ARTICLE I. NAME
The name of this association shall be Virginia Association of Law Libraries (the Association).
ARTICLE II. OBJECT
The Association is established to develop and increase the usefulness and efficiency of law libraries. It shall be conducted as a non-profit corporation to promote librarianship and to foster a spirit of cooperation among members of the profession.
ARTICLE III. MEMBERSHIP
Any person or institution interested in law libraries may become a member of the Association by complying with the provisions of the Bylaws.
ARTICLE IV. MEETINGS
Meetings shall be held as provided in the Bylaws.
ARTICLE V. OFFICERS. COMMITTEES AND OTHER ORGANIZATIONS
Section 1: Officers. The officers shall consist of a president, vice-president/president elect, secretary, and treasurer. The vice-president/president-elect shall be elected annually by the Association. The vice-president/president-elect shall automatically become president after one year and shall so serve during the second year following his election. The secretary and treasurer shall each serve two-year terms. Elections for each office shall occur in alternate years. The president, the vice-president/president-elect, secretary, and treasurer shall serve without compensation.

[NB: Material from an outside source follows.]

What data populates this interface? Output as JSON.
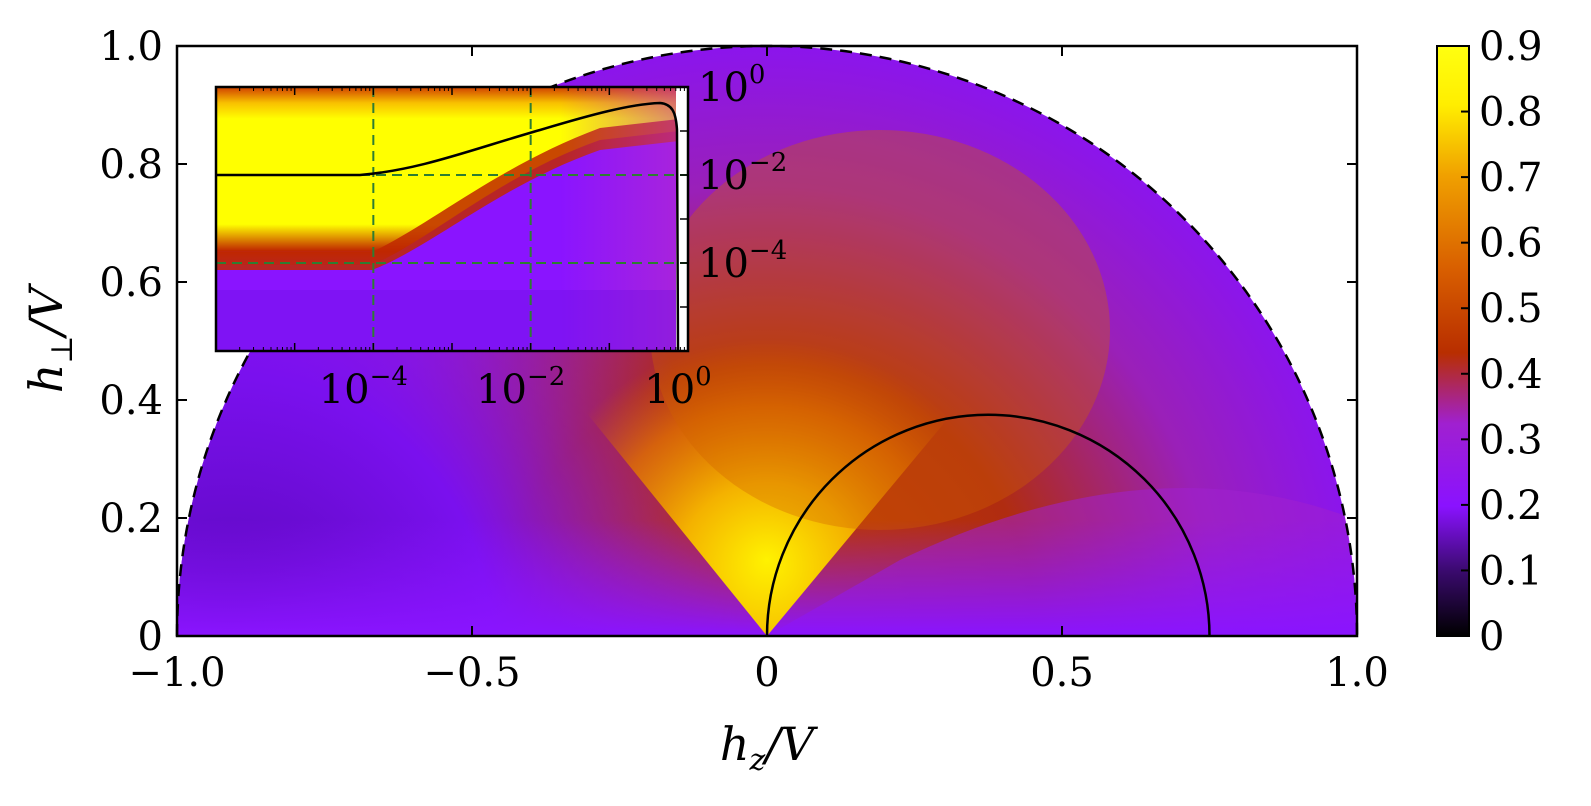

Section 2: Duties of Officers. The president, vice-president/president-elect, secretary, and treasurer shall perform the duties usually pertaining to their respective offices and other duties as may be assigned by the Executive Board.
Section 3: Committees and Other Organizations. There shall be such committees and other organizations as the Executive Board shall create or shall be created by a majority vote of those present and voting at any meeting of the Association.
Section 4: Appointments. The president shall appoint all members of committees and other organizations unless the Association shall otherwise direct.
Section 5: Terms of Office. All officers and members of the committees and other organizations shall serve until their successors are elected, appointed and qualified, or they are removed from office.
ARTICLE VI. EXECUTIVE BOARD
Section 1. There shall be an Executive Board of seven, consisting of the officers named in Article V, Section 1, the last retiring president, and two members who will be known as directors. Each director shall serve a two-year term. Each director will be elected in alternate years by the Association. The duties of the Executive Board shall be those usually assigned to such boards rn similar associations.
Section 2. The Executive Board shall have the power to fill any vacancy in elective offices except that of president. The person so appointed by the Executive Board shall serve the unexpired term. In the case of the death, incapacity or resignation of the president of the Association, the vice president/president-elect shall become president and shall serve until the end of his own elected term.
ARTICLE VII. AMENDMENTS
Amendments to this constitution may be proposed by the Executive Board or by a petition signed by 10% of the active members of the Association. Proposed amendments shall become effective when approved by 2/3 of the members voting in a ballot conducted by mail or electronically, in the manner provided in the Bylaws.
ARTICLE VIII. BYLAWS
Amendments to the Bylaws may be proposed by any voting member of the Association.
Proposed amendments shall be submitted to the secretary, who shall send notice, either electronically or in paper, to the voting members 30 days prior to the meeting of the Association at which they will be presented for discussion.
At such meeting, a proposed bylaw amendment may be amended, provided that the amendment is consistent with the original proposed bylaw amendment.
If approved by a two-thirds majority of the members present and voting at the meeting, the final version of the amendment shall be adopted.